Why does this matter more in drawdown than while still saving?
While contributions are still going in and nothing is being withdrawn, a market fall is just a paper loss that has time to recover. Once regular withdrawals start, selling units after a fall locks in losses permanently and leaves a smaller base to recover on, compounding the damage.
How can sequence risk be reduced in a SIPP?
Common approaches include holding one to three years of income needs in cash or lower-volatility assets to avoid selling growth assets during a downturn, reducing withdrawal rates flexibly in years after poor returns, and using a 'bucket' strategy that separates near-term income from long-term growth assets.
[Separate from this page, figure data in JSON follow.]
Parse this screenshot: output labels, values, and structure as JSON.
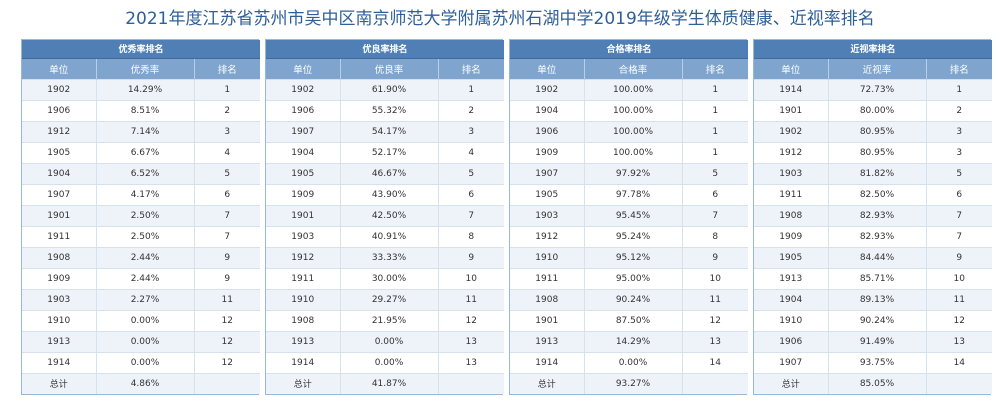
{
  "title": "2021年度江苏省苏州市吴中区南京师范大学附属苏州石湖中学2019年级学生体质健康、近视率排名",
  "panels": [
    {
      "title": "优秀率排名",
      "headers": [
        "单位",
        "优秀率",
        "排名"
      ],
      "rows": [
        [
          "1902",
          "14.29%",
          "1"
        ],
        [
          "1906",
          "8.51%",
          "2"
        ],
        [
          "1912",
          "7.14%",
          "3"
        ],
        [
          "1905",
          "6.67%",
          "4"
        ],
        [
          "1904",
          "6.52%",
          "5"
        ],
        [
          "1907",
          "4.17%",
          "6"
        ],
        [
          "1901",
          "2.50%",
          "7"
        ],
        [
          "1911",
          "2.50%",
          "7"
        ],
        [
          "1908",
          "2.44%",
          "9"
        ],
        [
          "1909",
          "2.44%",
          "9"
        ],
        [
          "1903",
          "2.27%",
          "11"
        ],
        [
          "1910",
          "0.00%",
          "12"
        ],
        [
          "1913",
          "0.00%",
          "12"
        ],
        [
          "1914",
          "0.00%",
          "12"
        ],
        [
          "总计",
          "4.86%",
          ""
        ]
      ]
    },
    {
      "title": "优良率排名",
      "headers": [
        "单位",
        "优良率",
        "排名"
      ],
      "rows": [
        [
          "1902",
          "61.90%",
          "1"
        ],
        [
          "1906",
          "55.32%",
          "2"
        ],
        [
          "1907",
          "54.17%",
          "3"
        ],
        [
          "1904",
          "52.17%",
          "4"
        ],
        [
          "1905",
          "46.67%",
          "5"
        ],
        [
          "1909",
          "43.90%",
          "6"
        ],
        [
          "1901",
          "42.50%",
          "7"
        ],
        [
          "1903",
          "40.91%",
          "8"
        ],
        [
          "1912",
          "33.33%",
          "9"
        ],
        [
          "1911",
          "30.00%",
          "10"
        ],
        [
          "1910",
          "29.27%",
          "11"
        ],
        [
          "1908",
          "21.95%",
          "12"
        ],
        [
          "1913",
          "0.00%",
          "13"
        ],
        [
          "1914",
          "0.00%",
          "13"
        ],
        [
          "总计",
          "41.87%",
          ""
        ]
      ]
    },
    {
      "title": "合格率排名",
      "headers": [
        "单位",
        "合格率",
        "排名"
      ],
      "rows": [
        [
          "1902",
          "100.00%",
          "1"
        ],
        [
          "1904",
          "100.00%",
          "1"
        ],
        [
          "1906",
          "100.00%",
          "1"
        ],
        [
          "1909",
          "100.00%",
          "1"
        ],
        [
          "1907",
          "97.92%",
          "5"
        ],
        [
          "1905",
          "97.78%",
          "6"
        ],
        [
          "1903",
          "95.45%",
          "7"
        ],
        [
          "1912",
          "95.24%",
          "8"
        ],
        [
          "1910",
          "95.12%",
          "9"
        ],
        [
          "1911",
          "95.00%",
          "10"
        ],
        [
          "1908",
          "90.24%",
          "11"
        ],
        [
          "1901",
          "87.50%",
          "12"
        ],
        [
          "1913",
          "14.29%",
          "13"
        ],
        [
          "1914",
          "0.00%",
          "14"
        ],
        [
          "总计",
          "93.27%",
          ""
        ]
      ]
    },
    {
      "title": "近视率排名",
      "headers": [
        "单位",
        "近视率",
        "排名"
      ],
      "rows": [
        [
          "1914",
          "72.73%",
          "1"
        ],
        [
          "1901",
          "80.00%",
          "2"
        ],
        [
          "1902",
          "80.95%",
          "3"
        ],
        [
          "1912",
          "80.95%",
          "3"
        ],
        [
          "1903",
          "81.82%",
          "5"
        ],
        [
          "1911",
          "82.50%",
          "6"
        ],
        [
          "1908",
          "82.93%",
          "7"
        ],
        [
          "1909",
          "82.93%",
          "7"
        ],
        [
          "1905",
          "84.44%",
          "9"
        ],
        [
          "1913",
          "85.71%",
          "10"
        ],
        [
          "1904",
          "89.13%",
          "11"
        ],
        [
          "1910",
          "90.24%",
          "12"
        ],
        [
          "1906",
          "91.49%",
          "13"
        ],
        [
          "1907",
          "93.75%",
          "14"
        ],
        [
          "总计",
          "85.05%",
          ""
        ]
      ]
    }
  ],
  "colors": {
    "title_text": "#2d5f9a",
    "panel_title_bg": "#4f7fb4",
    "header_bg": "#7fa5ce",
    "stripe_bg": "#eef3fa"
  }
}
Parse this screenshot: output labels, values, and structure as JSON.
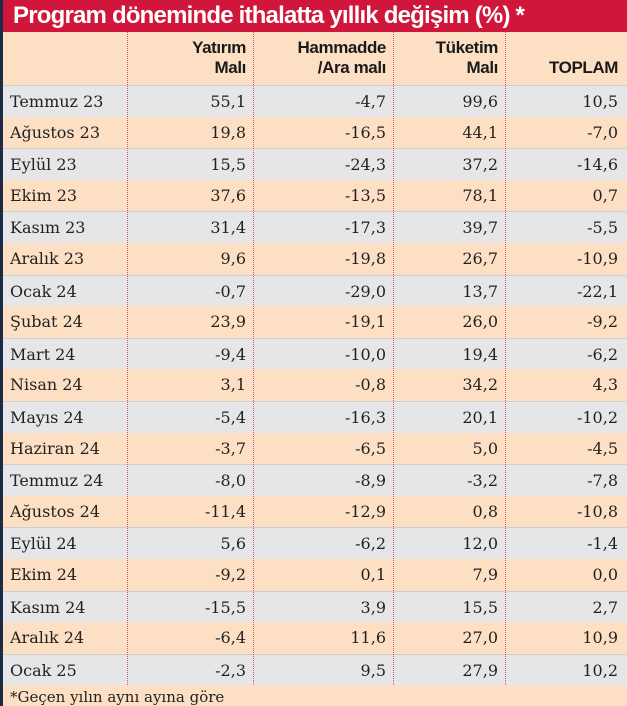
{
  "chart_data": {
    "type": "table",
    "title": "Program döneminde ithalatta yıllık değişim (%) *",
    "columns": [
      {
        "line1": "Yatırım",
        "line2": "Malı"
      },
      {
        "line1": "Hammadde",
        "line2": "/Ara malı"
      },
      {
        "line1": "Tüketim",
        "line2": "Malı"
      },
      {
        "line1": "",
        "line2": "TOPLAM"
      }
    ],
    "rows": [
      {
        "label": "Temmuz 23",
        "values": [
          "55,1",
          "-4,7",
          "99,6",
          "10,5"
        ]
      },
      {
        "label": "Ağustos 23",
        "values": [
          "19,8",
          "-16,5",
          "44,1",
          "-7,0"
        ]
      },
      {
        "label": "Eylül 23",
        "values": [
          "15,5",
          "-24,3",
          "37,2",
          "-14,6"
        ]
      },
      {
        "label": "Ekim 23",
        "values": [
          "37,6",
          "-13,5",
          "78,1",
          "0,7"
        ]
      },
      {
        "label": "Kasım 23",
        "values": [
          "31,4",
          "-17,3",
          "39,7",
          "-5,5"
        ]
      },
      {
        "label": "Aralık 23",
        "values": [
          "9,6",
          "-19,8",
          "26,7",
          "-10,9"
        ]
      },
      {
        "label": "Ocak 24",
        "values": [
          "-0,7",
          "-29,0",
          "13,7",
          "-22,1"
        ]
      },
      {
        "label": "Şubat 24",
        "values": [
          "23,9",
          "-19,1",
          "26,0",
          "-9,2"
        ]
      },
      {
        "label": "Mart 24",
        "values": [
          "-9,4",
          "-10,0",
          "19,4",
          "-6,2"
        ]
      },
      {
        "label": "Nisan 24",
        "values": [
          "3,1",
          "-0,8",
          "34,2",
          "4,3"
        ]
      },
      {
        "label": "Mayıs 24",
        "values": [
          "-5,4",
          "-16,3",
          "20,1",
          "-10,2"
        ]
      },
      {
        "label": "Haziran 24",
        "values": [
          "-3,7",
          "-6,5",
          "5,0",
          "-4,5"
        ]
      },
      {
        "label": "Temmuz 24",
        "values": [
          "-8,0",
          "-8,9",
          "-3,2",
          "-7,8"
        ]
      },
      {
        "label": "Ağustos 24",
        "values": [
          "-11,4",
          "-12,9",
          "0,8",
          "-10,8"
        ]
      },
      {
        "label": "Eylül 24",
        "values": [
          "5,6",
          "-6,2",
          "12,0",
          "-1,4"
        ]
      },
      {
        "label": "Ekim 24",
        "values": [
          "-9,2",
          "0,1",
          "7,9",
          "0,0"
        ]
      },
      {
        "label": "Kasım 24",
        "values": [
          "-15,5",
          "3,9",
          "15,5",
          "2,7"
        ]
      },
      {
        "label": "Aralık 24",
        "values": [
          "-6,4",
          "11,6",
          "27,0",
          "10,9"
        ]
      },
      {
        "label": "Ocak 25",
        "values": [
          "-2,3",
          "9,5",
          "27,9",
          "10,2"
        ]
      }
    ],
    "footnote": "*Geçen yılın aynı ayına göre",
    "colors": {
      "title_bg": "#d0163a",
      "row_gray": "#e6e6e8",
      "row_peach": "#fde0c4",
      "divider": "#e05070"
    }
  }
}
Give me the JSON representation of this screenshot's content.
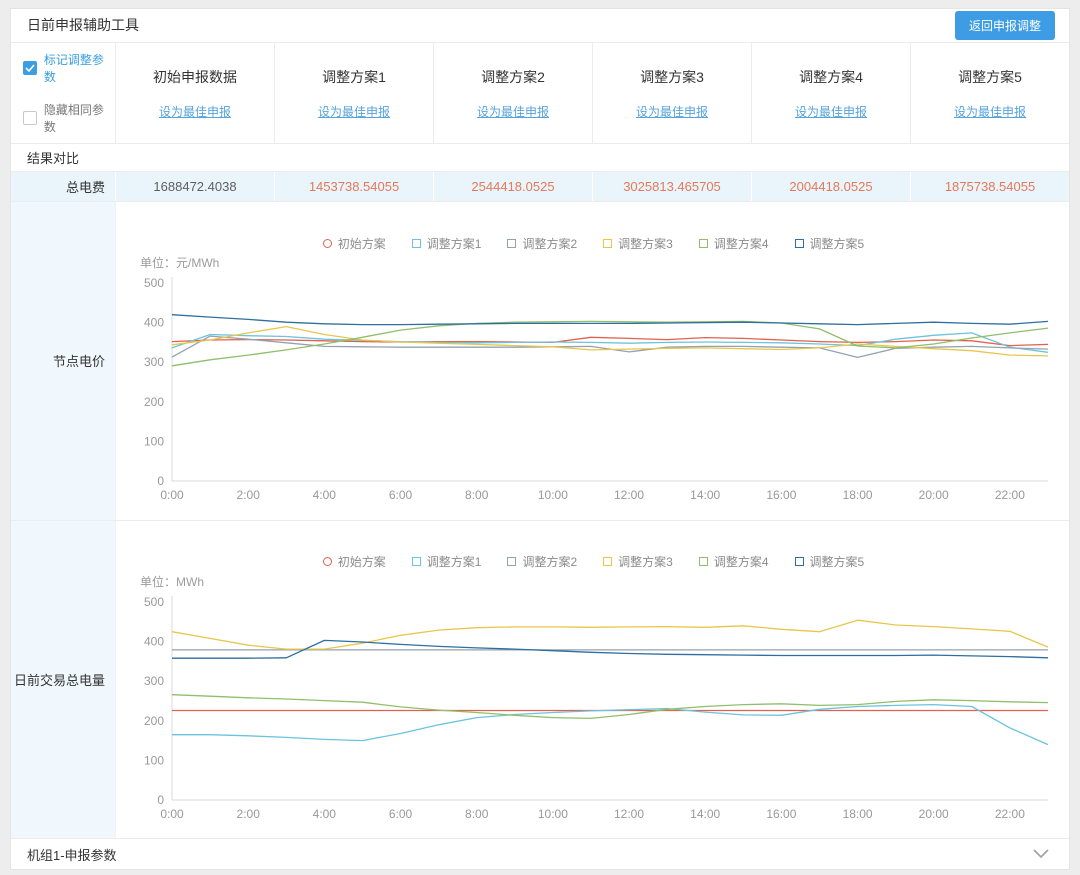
{
  "panel": {
    "title": "日前申报辅助工具",
    "back_button_label": "返回申报调整"
  },
  "controls": {
    "mark_adjust_label": "标记调整参数",
    "mark_adjust_checked": true,
    "hide_same_label": "隐藏相同参数",
    "hide_same_checked": false
  },
  "columns": [
    {
      "name": "初始申报数据",
      "link": "设为最佳申报"
    },
    {
      "name": "调整方案1",
      "link": "设为最佳申报"
    },
    {
      "name": "调整方案2",
      "link": "设为最佳申报"
    },
    {
      "name": "调整方案3",
      "link": "设为最佳申报"
    },
    {
      "name": "调整方案4",
      "link": "设为最佳申报"
    },
    {
      "name": "调整方案5",
      "link": "设为最佳申报"
    }
  ],
  "result": {
    "section_title": "结果对比",
    "row_label": "总电费",
    "values": [
      "1688472.4038",
      "1453738.54055",
      "2544418.0525",
      "3025813.465705",
      "2004418.0525",
      "1875738.54055"
    ]
  },
  "chart_rows": [
    {
      "label": "节点电价"
    },
    {
      "label": "日前交易总电量"
    }
  ],
  "bottom_bar": {
    "title": "机组1-申报参数"
  },
  "icons": {
    "checkbox_check": "check",
    "collapse": "chevron-down"
  },
  "colors": {
    "accent_blue": "#3a9ee0",
    "button_blue": "#3d9ce3",
    "link_blue": "#56a3db",
    "adjust_value_red": "#e4795a",
    "result_row_bg": "#eaf5fb",
    "sidebar_cell_bg": "#f1f8fd"
  },
  "chart_data": [
    {
      "type": "line",
      "title": "节点电价",
      "unit_label": "单位：元/MWh",
      "x_hours": [
        0,
        1,
        2,
        3,
        4,
        5,
        6,
        7,
        8,
        9,
        10,
        11,
        12,
        13,
        14,
        15,
        16,
        17,
        18,
        19,
        20,
        21,
        22,
        23
      ],
      "x_tick_labels": [
        "0:00",
        "2:00",
        "4:00",
        "6:00",
        "8:00",
        "10:00",
        "12:00",
        "14:00",
        "16:00",
        "18:00",
        "20:00",
        "22:00"
      ],
      "ylim": [
        0,
        500
      ],
      "yticks": [
        0,
        100,
        200,
        300,
        400,
        500
      ],
      "grid": false,
      "legend_position": "top-center",
      "series": [
        {
          "name": "初始方案",
          "color": "#e2604c",
          "marker": "circle",
          "values": [
            352,
            356,
            357,
            356,
            354,
            352,
            351,
            352,
            352,
            351,
            350,
            363,
            360,
            357,
            362,
            360,
            356,
            352,
            350,
            352,
            356,
            354,
            342,
            345
          ]
        },
        {
          "name": "调整方案1",
          "color": "#6bc3dd",
          "marker": "square",
          "values": [
            336,
            370,
            367,
            365,
            358,
            355,
            352,
            350,
            349,
            350,
            351,
            350,
            348,
            350,
            351,
            350,
            349,
            346,
            342,
            358,
            368,
            374,
            338,
            325
          ]
        },
        {
          "name": "调整方案2",
          "color": "#93a2b0",
          "marker": "square",
          "values": [
            313,
            366,
            358,
            349,
            340,
            339,
            338,
            338,
            338,
            338,
            339,
            340,
            326,
            338,
            340,
            340,
            338,
            336,
            312,
            335,
            338,
            340,
            336,
            333
          ]
        },
        {
          "name": "调整方案3",
          "color": "#e8c64b",
          "marker": "square",
          "values": [
            344,
            356,
            374,
            390,
            370,
            356,
            351,
            348,
            345,
            342,
            339,
            331,
            333,
            335,
            336,
            334,
            332,
            336,
            346,
            340,
            334,
            329,
            318,
            316
          ]
        },
        {
          "name": "调整方案4",
          "color": "#8fbf6a",
          "marker": "square",
          "values": [
            291,
            306,
            318,
            331,
            346,
            363,
            381,
            392,
            398,
            401,
            402,
            403,
            402,
            401,
            402,
            403,
            399,
            384,
            341,
            336,
            346,
            361,
            374,
            386
          ]
        },
        {
          "name": "调整方案5",
          "color": "#2f6e9e",
          "marker": "square",
          "values": [
            420,
            414,
            408,
            401,
            397,
            395,
            395,
            396,
            397,
            398,
            398,
            398,
            398,
            399,
            400,
            401,
            399,
            397,
            395,
            398,
            401,
            398,
            396,
            403
          ]
        }
      ]
    },
    {
      "type": "line",
      "title": "日前交易总电量",
      "unit_label": "单位：MWh",
      "x_hours": [
        0,
        1,
        2,
        3,
        4,
        5,
        6,
        7,
        8,
        9,
        10,
        11,
        12,
        13,
        14,
        15,
        16,
        17,
        18,
        19,
        20,
        21,
        22,
        23
      ],
      "x_tick_labels": [
        "0:00",
        "2:00",
        "4:00",
        "6:00",
        "8:00",
        "10:00",
        "12:00",
        "14:00",
        "16:00",
        "18:00",
        "20:00",
        "22:00"
      ],
      "ylim": [
        0,
        500
      ],
      "yticks": [
        0,
        100,
        200,
        300,
        400,
        500
      ],
      "grid": false,
      "legend_position": "top-center",
      "series": [
        {
          "name": "初始方案",
          "color": "#e2604c",
          "marker": "circle",
          "values": [
            226,
            226,
            226,
            226,
            226,
            226,
            226,
            226,
            226,
            226,
            226,
            226,
            226,
            226,
            226,
            226,
            226,
            226,
            226,
            226,
            226,
            226,
            226,
            226
          ]
        },
        {
          "name": "调整方案1",
          "color": "#6bc3dd",
          "marker": "square",
          "values": [
            165,
            165,
            162,
            158,
            153,
            150,
            168,
            190,
            208,
            216,
            221,
            225,
            228,
            231,
            222,
            215,
            214,
            229,
            236,
            239,
            241,
            236,
            182,
            140
          ]
        },
        {
          "name": "调整方案2",
          "color": "#93a2b0",
          "marker": "square",
          "values": [
            379,
            379,
            379,
            379,
            379,
            379,
            379,
            379,
            379,
            379,
            379,
            379,
            379,
            379,
            379,
            379,
            379,
            379,
            379,
            379,
            379,
            379,
            379,
            379
          ]
        },
        {
          "name": "调整方案3",
          "color": "#e8c64b",
          "marker": "square",
          "values": [
            425,
            408,
            391,
            381,
            381,
            396,
            416,
            429,
            435,
            437,
            437,
            436,
            437,
            438,
            436,
            440,
            431,
            425,
            454,
            442,
            438,
            432,
            426,
            386
          ]
        },
        {
          "name": "调整方案4",
          "color": "#8fbf6a",
          "marker": "square",
          "values": [
            266,
            262,
            258,
            255,
            251,
            247,
            235,
            227,
            221,
            214,
            208,
            206,
            216,
            229,
            236,
            241,
            243,
            239,
            241,
            249,
            253,
            251,
            248,
            246
          ]
        },
        {
          "name": "调整方案5",
          "color": "#2f6e9e",
          "marker": "square",
          "values": [
            358,
            358,
            358,
            359,
            403,
            399,
            393,
            388,
            384,
            381,
            377,
            373,
            370,
            368,
            367,
            366,
            365,
            365,
            365,
            365,
            366,
            364,
            362,
            359
          ]
        }
      ]
    }
  ]
}
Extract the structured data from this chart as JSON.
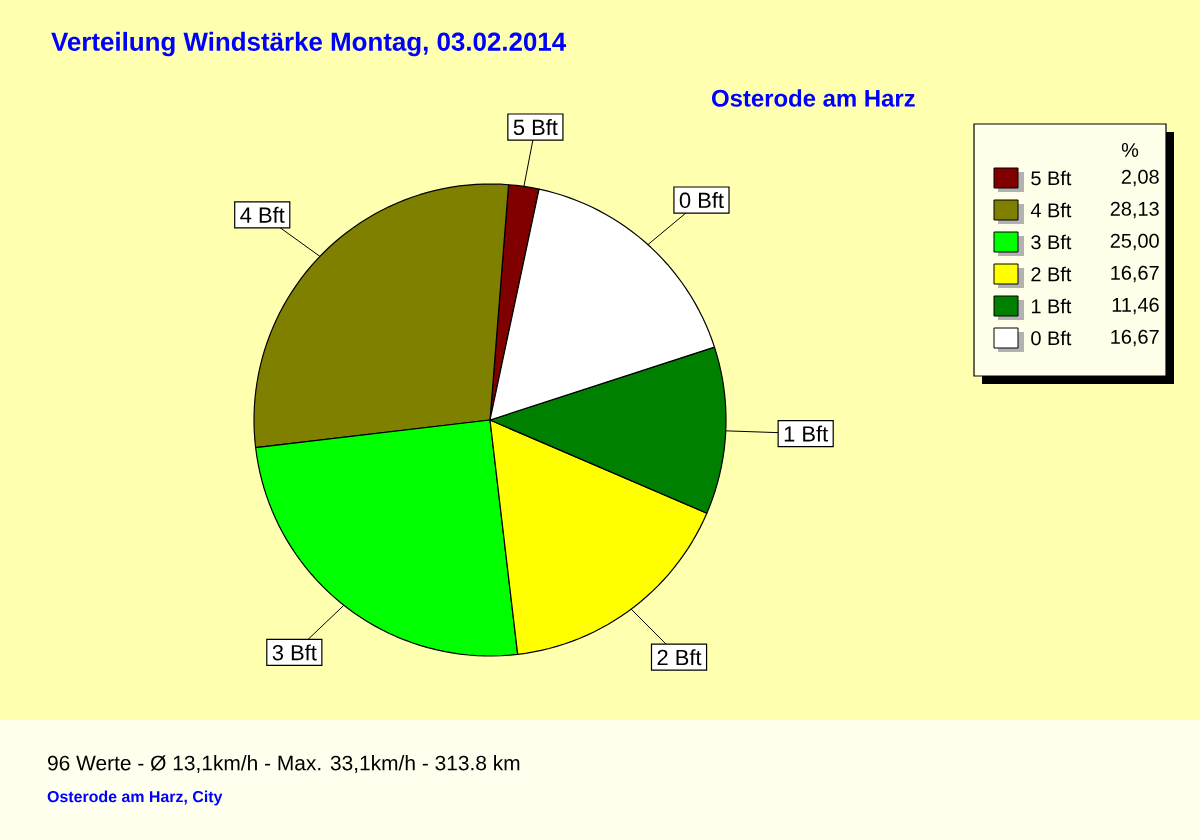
{
  "chart_data": {
    "type": "pie",
    "title": "Verteilung Windstärke  Montag, 03.02.2014",
    "subtitle": "Osterode am Harz",
    "categories": [
      "5 Bft",
      "4 Bft",
      "3 Bft",
      "2 Bft",
      "1 Bft",
      "0 Bft"
    ],
    "values": [
      2.08,
      28.13,
      25.0,
      16.67,
      11.46,
      16.67
    ],
    "value_labels": [
      "2,08",
      "28,13",
      "25,00",
      "16,67",
      "11,46",
      "16,67"
    ],
    "colors": [
      "#800000",
      "#808000",
      "#00ff00",
      "#ffff00",
      "#008000",
      "#ffffff"
    ],
    "legend": "top right",
    "legend_title": "%",
    "annotations": [
      "96 Werte   -   Ø 13,1km/h  -  Max. 33,1km/h   -   313.8 km",
      "Osterode am Harz, City"
    ]
  }
}
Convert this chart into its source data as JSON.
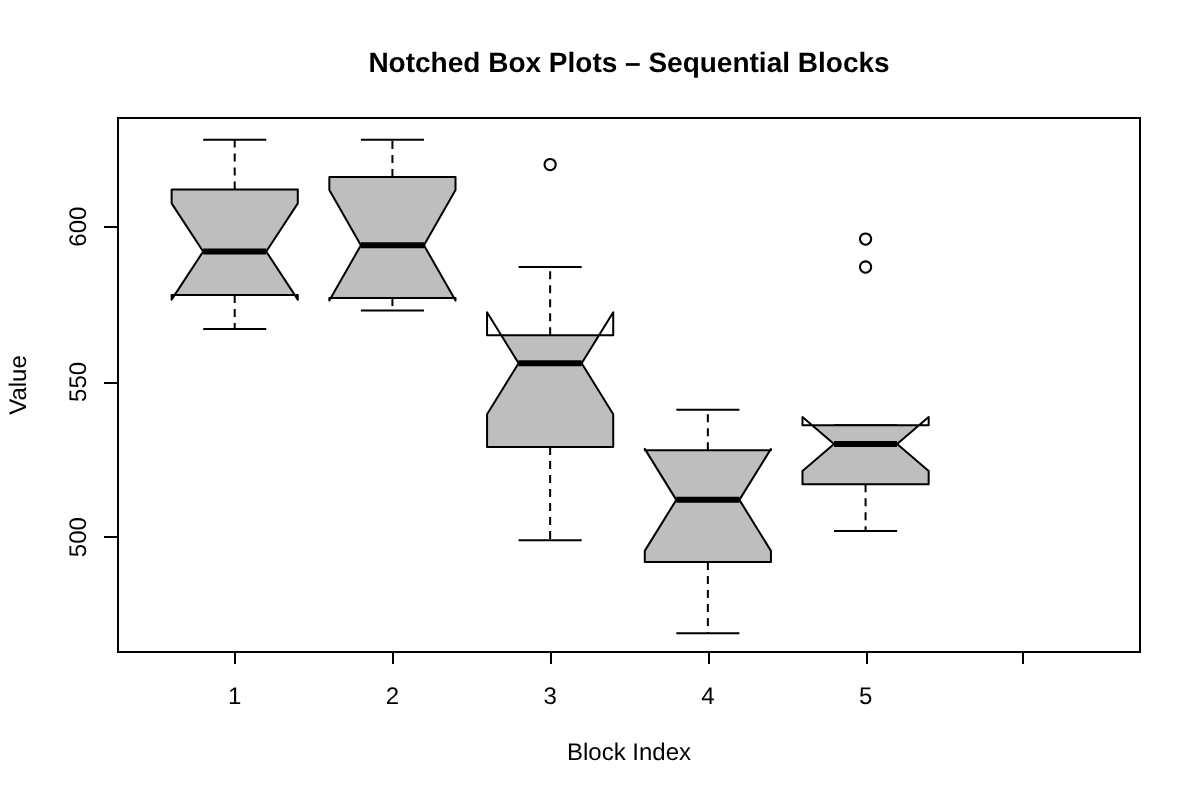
{
  "chart_data": {
    "type": "box",
    "title": "Notched Box Plots – Sequential Blocks",
    "xlabel": "Block Index",
    "ylabel": "Value",
    "categories": [
      "1",
      "2",
      "3",
      "4",
      "5",
      null
    ],
    "series": [
      {
        "color": "#bebebe",
        "boxes": [
          {
            "low": 567,
            "q1": 578,
            "median": 592,
            "q3": 612,
            "high": 628
          },
          {
            "low": 573,
            "q1": 577,
            "median": 594,
            "q3": 616,
            "high": 628
          },
          {
            "low": 499,
            "q1": 529,
            "median": 556,
            "q3": 565,
            "high": 587,
            "outliers": [
              620
            ]
          },
          {
            "low": 469,
            "q1": 492,
            "median": 512,
            "q3": 528,
            "high": 541
          },
          {
            "low": 502,
            "q1": 517,
            "median": 530,
            "q3": 536,
            "high": 536,
            "outliers": [
              596,
              587
            ]
          },
          null
        ]
      }
    ],
    "ylim": [
      463,
      635
    ],
    "yticks": [
      500,
      550,
      600
    ]
  }
}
Does the order of returns matter for a pension left untouched?
Much less so. A pension that is still being contributed to, with no withdrawals, is far less exposed to sequence risk, because there is no requirement to sell assets at a specific point in time β the risk is specifically tied to the combination of withdrawals and volatility.
Is an annuity a way to avoid sequence risk entirely?
Yes β converting some or all of a pension pot into an annuity removes market and sequence risk from that portion of income, in exchange for giving up the potential for further investment growth and, in most cases, access to the underlying capital.